Entweder habe ich ganz viel über das reale Leben am Niederrhein gelernt oder die Autorin, die vom Niederrhein kommt, übertreibt etwas arg. So extreme Klatschweiber, wie in Alpen leben sollen, kann ich mir mit meiner norddeutschen Seele nicht vorstellen.
Auch das hier ein Schnaps, da ein Schnaps bei jeder Gelegenheit ist mir fremd, aber vielleicht gehört das alles zu meinem Lernfeld.
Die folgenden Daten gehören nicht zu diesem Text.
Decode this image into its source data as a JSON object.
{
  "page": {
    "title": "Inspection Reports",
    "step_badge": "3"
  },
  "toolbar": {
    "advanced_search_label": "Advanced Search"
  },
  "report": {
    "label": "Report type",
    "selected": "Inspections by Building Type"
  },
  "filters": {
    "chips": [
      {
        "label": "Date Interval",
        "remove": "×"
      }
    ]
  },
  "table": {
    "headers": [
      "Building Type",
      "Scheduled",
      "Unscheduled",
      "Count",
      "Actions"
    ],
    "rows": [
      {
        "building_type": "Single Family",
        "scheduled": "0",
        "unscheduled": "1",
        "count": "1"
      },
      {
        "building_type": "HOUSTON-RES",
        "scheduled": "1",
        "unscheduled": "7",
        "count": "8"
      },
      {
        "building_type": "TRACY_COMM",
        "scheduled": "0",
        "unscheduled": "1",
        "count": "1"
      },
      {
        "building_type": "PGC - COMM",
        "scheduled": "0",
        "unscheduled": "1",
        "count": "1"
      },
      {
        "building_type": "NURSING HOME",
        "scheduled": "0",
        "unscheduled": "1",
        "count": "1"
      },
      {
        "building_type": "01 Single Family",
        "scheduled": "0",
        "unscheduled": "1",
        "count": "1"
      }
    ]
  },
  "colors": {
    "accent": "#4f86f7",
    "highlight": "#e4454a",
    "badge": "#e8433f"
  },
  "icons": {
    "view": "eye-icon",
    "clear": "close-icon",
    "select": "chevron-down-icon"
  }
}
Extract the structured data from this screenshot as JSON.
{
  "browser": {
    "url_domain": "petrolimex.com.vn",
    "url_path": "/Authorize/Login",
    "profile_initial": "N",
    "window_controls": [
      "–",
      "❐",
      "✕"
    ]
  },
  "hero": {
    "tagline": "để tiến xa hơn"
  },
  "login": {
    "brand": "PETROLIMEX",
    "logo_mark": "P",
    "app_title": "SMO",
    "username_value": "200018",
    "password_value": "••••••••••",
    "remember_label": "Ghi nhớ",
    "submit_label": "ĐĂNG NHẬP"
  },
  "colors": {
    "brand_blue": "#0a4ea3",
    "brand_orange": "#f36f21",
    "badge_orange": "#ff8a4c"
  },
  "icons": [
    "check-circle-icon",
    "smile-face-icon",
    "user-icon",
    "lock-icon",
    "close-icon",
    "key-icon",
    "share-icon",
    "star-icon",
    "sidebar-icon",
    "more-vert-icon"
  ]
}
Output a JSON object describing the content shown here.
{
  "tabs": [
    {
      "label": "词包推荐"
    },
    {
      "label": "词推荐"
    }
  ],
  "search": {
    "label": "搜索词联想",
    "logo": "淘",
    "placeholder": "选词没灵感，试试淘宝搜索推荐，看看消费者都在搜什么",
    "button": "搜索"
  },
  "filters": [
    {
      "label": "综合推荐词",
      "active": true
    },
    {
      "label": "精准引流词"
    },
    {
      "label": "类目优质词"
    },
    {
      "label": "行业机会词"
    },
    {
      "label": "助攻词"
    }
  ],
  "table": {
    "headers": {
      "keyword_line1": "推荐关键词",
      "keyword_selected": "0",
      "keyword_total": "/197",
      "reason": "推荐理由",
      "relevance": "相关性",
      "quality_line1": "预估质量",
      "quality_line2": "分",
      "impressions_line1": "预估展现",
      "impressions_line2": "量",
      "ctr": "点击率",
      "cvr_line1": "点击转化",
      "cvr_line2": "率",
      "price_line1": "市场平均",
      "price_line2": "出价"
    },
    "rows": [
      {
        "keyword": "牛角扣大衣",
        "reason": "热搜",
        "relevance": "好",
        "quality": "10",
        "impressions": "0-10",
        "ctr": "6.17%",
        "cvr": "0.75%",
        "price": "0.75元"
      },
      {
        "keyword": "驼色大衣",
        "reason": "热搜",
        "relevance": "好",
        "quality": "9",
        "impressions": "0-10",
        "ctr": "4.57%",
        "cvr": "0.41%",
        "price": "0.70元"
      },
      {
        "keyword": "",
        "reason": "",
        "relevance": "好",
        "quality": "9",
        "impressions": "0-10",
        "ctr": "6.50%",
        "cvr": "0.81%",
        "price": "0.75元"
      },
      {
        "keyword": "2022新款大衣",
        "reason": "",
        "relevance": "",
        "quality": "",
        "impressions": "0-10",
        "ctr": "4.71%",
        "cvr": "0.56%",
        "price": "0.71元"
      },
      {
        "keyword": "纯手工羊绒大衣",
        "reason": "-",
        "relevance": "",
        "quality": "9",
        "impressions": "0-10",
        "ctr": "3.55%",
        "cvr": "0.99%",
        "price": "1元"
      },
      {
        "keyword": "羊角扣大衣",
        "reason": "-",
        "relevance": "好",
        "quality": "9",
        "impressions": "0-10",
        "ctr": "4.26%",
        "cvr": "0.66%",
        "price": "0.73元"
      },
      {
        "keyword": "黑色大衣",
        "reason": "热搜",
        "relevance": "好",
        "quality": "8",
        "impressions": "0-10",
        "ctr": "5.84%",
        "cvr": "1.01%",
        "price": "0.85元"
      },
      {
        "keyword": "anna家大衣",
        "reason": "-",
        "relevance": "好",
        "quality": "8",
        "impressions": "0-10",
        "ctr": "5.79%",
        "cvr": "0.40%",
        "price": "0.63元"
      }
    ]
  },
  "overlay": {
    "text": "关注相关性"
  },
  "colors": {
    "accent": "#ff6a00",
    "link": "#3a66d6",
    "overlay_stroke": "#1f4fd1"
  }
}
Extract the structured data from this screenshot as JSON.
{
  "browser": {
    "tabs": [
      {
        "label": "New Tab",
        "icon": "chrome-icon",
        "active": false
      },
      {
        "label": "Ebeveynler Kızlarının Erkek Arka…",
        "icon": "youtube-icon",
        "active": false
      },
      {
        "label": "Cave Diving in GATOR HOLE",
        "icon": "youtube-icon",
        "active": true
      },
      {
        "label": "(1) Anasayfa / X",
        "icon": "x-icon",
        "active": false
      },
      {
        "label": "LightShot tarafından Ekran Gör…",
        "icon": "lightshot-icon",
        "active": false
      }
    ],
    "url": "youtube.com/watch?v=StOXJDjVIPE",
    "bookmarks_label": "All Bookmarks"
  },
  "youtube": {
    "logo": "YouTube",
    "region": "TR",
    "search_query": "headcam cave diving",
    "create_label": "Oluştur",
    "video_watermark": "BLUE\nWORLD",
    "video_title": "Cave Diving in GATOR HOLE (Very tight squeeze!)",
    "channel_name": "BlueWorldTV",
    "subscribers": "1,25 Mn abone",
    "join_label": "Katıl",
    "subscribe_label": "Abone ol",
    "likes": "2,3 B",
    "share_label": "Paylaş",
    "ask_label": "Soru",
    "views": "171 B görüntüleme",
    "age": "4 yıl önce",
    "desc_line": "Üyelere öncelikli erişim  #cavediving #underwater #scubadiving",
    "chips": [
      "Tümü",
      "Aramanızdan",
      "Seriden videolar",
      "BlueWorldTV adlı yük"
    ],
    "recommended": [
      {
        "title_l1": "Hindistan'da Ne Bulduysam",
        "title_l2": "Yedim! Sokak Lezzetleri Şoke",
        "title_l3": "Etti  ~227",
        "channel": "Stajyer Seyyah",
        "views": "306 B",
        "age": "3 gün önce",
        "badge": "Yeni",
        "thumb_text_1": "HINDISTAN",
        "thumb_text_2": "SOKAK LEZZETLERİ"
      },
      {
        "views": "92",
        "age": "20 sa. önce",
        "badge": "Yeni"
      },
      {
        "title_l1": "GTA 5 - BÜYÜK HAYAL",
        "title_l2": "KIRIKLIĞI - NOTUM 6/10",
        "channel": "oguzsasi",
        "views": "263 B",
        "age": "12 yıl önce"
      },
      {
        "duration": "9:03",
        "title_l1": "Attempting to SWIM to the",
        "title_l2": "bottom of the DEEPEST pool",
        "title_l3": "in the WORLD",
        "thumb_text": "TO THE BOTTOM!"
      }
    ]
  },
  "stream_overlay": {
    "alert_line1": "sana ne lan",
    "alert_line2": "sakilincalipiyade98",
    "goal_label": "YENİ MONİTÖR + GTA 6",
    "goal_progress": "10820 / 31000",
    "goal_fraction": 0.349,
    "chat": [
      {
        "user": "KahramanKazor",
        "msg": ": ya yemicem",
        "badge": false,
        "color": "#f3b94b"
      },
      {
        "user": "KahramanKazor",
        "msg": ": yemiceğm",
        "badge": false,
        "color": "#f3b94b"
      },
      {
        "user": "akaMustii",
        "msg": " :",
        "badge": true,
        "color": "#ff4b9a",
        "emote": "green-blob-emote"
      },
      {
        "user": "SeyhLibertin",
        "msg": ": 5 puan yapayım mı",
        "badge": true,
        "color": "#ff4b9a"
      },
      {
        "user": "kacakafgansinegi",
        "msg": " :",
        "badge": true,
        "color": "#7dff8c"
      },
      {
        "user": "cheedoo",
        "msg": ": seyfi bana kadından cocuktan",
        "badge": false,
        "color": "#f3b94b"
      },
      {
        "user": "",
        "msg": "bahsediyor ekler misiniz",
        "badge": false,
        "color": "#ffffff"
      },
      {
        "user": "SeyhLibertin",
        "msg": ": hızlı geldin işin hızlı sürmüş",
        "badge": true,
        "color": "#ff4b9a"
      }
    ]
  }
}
Kläre mich bitte auf, wenn Du das Buch gelesen hast und Menschen aus der Gegend persönlich kennst.
Insgesamt sind mir die ernsten Ereignisse wie Fehlgeburten, Seitensprünge, Gewalt, Entführung, Alkohol- und Tablettenabhängigkeit, aus Standesdünkel geschlossene Ehen, eine zusammenbrechende Familie und Finanzbetrug zu stark in Slapstick eingebunden.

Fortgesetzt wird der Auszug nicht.